Les batraciens sont fréquents en forêt. Surtout après une période de pluie. Outre la sécheresse environnante, un autre détail ne cadre pas. Le chant provient… de la cime des arbres. Certes, il existe des grenouilles arboricoles. Mais ce sont des espèces équatoriales pour la plupart et la probabilité de les croiser dans le secteur de Grosrouvre est plutôt mince. Pour user d’un euphémisme… L’accès aux plus hautes branches se fait le plus simplement par les airs. Des grenouilles ailées ? Après vérification, ces chimères n’ont pas encore été découvertes. Il faut chercher ailleurs.

 

C’est en réalité une espèce très commune et dont le chant s’entend partout depuis le début du mois de juillet. Et qui devrait nous accompagner encore tout le mois d’août et une partie de septembre. Ce ne sont pas des batraciens mais des orthoptères – un ordre qui renferme les sauterelles, criquets et autres grillons. Des Grandes Sauterelles vertes. De très beaux insectes ailés d’environ dix centimètres d’envergure.

 

La nuit tombe pour de bon. Au moins trois Engoulevents d’Europe chantent autour de nous. Au moins, car il n’il n’est pas si aisé de les compter. D’abord ils se déplacent et la pente dans laquelle nous sommes brouille les pistes en renvoyant l’écho, nous bernant quant à la position réelle des oiseaux. Au bout d’une dizaine de minutes, un oiseau, curieux vient tourner autour de nous. A quelques mètres à peine. Un tour et puis s’en va. Et puis revient.

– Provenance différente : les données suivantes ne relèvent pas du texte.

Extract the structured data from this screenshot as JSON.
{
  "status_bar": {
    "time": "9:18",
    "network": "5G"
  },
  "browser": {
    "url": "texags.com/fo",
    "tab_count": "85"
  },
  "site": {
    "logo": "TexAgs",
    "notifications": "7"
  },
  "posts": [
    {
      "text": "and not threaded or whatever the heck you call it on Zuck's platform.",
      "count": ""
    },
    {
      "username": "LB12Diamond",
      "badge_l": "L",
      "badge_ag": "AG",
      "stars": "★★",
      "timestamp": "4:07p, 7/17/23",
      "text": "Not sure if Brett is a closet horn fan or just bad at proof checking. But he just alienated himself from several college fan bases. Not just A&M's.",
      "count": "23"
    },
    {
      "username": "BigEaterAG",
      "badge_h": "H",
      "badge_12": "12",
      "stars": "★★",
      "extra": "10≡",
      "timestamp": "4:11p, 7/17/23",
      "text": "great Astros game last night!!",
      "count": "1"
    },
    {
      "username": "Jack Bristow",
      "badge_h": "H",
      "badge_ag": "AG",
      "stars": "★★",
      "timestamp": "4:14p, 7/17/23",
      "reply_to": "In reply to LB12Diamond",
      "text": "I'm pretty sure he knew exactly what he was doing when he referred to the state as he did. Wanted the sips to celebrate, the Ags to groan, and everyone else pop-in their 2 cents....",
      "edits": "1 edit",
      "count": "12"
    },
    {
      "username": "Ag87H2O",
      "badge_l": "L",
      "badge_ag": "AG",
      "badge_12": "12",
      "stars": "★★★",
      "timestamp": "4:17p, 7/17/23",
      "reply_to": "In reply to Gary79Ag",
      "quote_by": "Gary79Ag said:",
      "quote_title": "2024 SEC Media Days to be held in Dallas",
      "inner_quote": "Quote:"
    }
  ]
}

Se mêlant au ballet des chauves-souris qui s’est organisé au-dessus de nos têtes – non, elles ne viennent pas s’emmêler dans les cheveux des jeunes filles !

 

Mais la nuit se fait plus profonde. Il est plus de 23h00. Oiseaux et mammifères ailés ne sont bientôt plus que des formes sombres qu’il est de plus en plus difficile de distinguer entre eux. Jupiter brille au sud. Très lumineuse. Aux jumelles, deux satellites galiléens sont bien visibles. Le premier sur la gauche au ras du disque. Le second, plus éloigné sur la droite. L’étoile polaire est rapidement trouvée en prolongeant le bord extrême de la Grande Ourse. Le Petit Chariot, constitué d’étoiles de faible intensité n’est que peu visible : la nuit n’est pas encore assez noire. Arcturus, l’étoile alpha – la plus brillante – de la constellation du Bouvier se trouve en prolongeant la queue de la Grande Ourse. Et au zénith de juillet… le magnifique triangle des belles d’été : un triangle reliant les trois étoiles alpha des constellations du Cygne, de la Lyre et de l’Aigle. Au nord-est, le « W » de Cassiopée se lève.

 

La sortie se prolonge un peu plus tard qu’à l’accoutumé. Personne ne se montre pressé de rentrer. Les moustiques vaquent à leurs occupations et nous laisse une paix inespérée. – à moins que la décoction artisanale non homologuée ne promette de devenir le brevet du siècle. La douceur et le ciel étoilé incitent eux aussi à la flânerie.

 

Et le groupe bien évidemment : particulièrement agréable. Un groupe dont les membres – très à l’aise – ont immédiatement sympathisé. Merci à toutes et à tous. La prochaine fois, j’emporte la lunette d’observation pour dénicher Saturne et ses anneaux !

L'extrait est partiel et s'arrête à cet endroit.